Mit ihrem Trabi fuhren Andrea und Marko Schmitz in der Nacht des 9. November 1989 als Erste über die Grenze bei Bergen/Dumme. Zehn Jahre später waren sie bei der Jubiläumsfeier mit Hunderten anderen DDR-Autos dabei. Heute empfinden sie immer noch Freude über die neue Freiheit.

Arendsee l "Das war alles unglaublich und einmalig schön", schwärmt Andrea Schmitz aus Arendsee von jener Nacht vor 25 Jahren. Da sah die damals 24-jährige Maßschneiderin im Fernsehen, wie sich die Grenzen zum Westen öffneten, und konnte es kaum fassen. "In meiner ersten Euphorie wäre ich am liebsten sofort losgefahren", erinnert sie sich an den 9. November 1989. Aber ihr Mann Marko und ihr Vater Manni Schommer waren unterwegs, als Rundfunkmechaniker bei Kunden.

"In Zießau, das lag ja damals noch im Grenzgebiet", so Andrea Schmitz. Und als die Männer Stunden später nach Hause kamen, sei sie heilfroh gewesen: "Ich dachte wirklich, dass die vielleicht gleich in den Westen sind."

Waren sie nicht. Und so stießen sie auf das ebenso unerwartete wie überwältigende Ereignis an. Als sie sich entschlossen, selbst über die offene Grenze zu fahren, konnten sie nicht: Beide hatten Sekt getrunken. "Da riefen wir meinen Bruder Aurel, Uhrmacher, an, der war unser Chauffeur", blickt Marko Schmitz zurück. Um Mitternacht ging die Fahrt los Richtung Bergen/Dumme.
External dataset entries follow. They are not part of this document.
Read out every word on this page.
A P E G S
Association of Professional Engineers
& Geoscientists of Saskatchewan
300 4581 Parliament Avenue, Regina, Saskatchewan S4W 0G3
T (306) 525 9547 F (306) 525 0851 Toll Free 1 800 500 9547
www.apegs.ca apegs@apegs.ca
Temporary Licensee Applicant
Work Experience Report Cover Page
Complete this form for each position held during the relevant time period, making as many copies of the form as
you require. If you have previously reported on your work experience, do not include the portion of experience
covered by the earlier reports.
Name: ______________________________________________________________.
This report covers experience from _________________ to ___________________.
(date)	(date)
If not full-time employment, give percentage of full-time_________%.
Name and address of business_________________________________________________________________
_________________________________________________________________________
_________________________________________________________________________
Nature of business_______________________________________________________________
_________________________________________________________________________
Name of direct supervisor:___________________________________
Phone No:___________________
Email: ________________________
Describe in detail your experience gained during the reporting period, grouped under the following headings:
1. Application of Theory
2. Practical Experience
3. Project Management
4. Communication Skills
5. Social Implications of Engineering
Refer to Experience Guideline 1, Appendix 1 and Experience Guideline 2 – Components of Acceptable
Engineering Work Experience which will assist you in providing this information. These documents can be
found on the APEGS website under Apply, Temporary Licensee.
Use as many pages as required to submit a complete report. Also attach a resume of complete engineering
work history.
"Aber ehe wir dort passieren konnten, dauerte es noch einmal Stunden", so die Arend- seerin. Vorm geschlossenen Schlagbaum wartete eine Endlosschlange von Trabis und Wartburgs. Als der hochgegangen sei, fuhren sie wie durch Niemandsland - "Es war stockdunkel", weiß sie noch. "Als es schlagartig hell war, wussten wir: Jetzt sind wir drüben."

"Wir jubelten, aber die Straßen waren leer."

Andrea Schmitz

Das stimmte nicht ganz. "Die Grenzer auf der anderen Seite warteten noch auf einen Befehl", erzählt sie. Wieder hieß es warten. Mit dem Ausfüllen von Einreiseformularen vertrieben sie sich die Zeit. "Viele, die mit uns ausharrten, gaben nach einer Weile der Endlosigkeit auf", sagt sie. "Aber wir nicht, und das lohnte sich", berichtet sie, immer noch freudestrahlend.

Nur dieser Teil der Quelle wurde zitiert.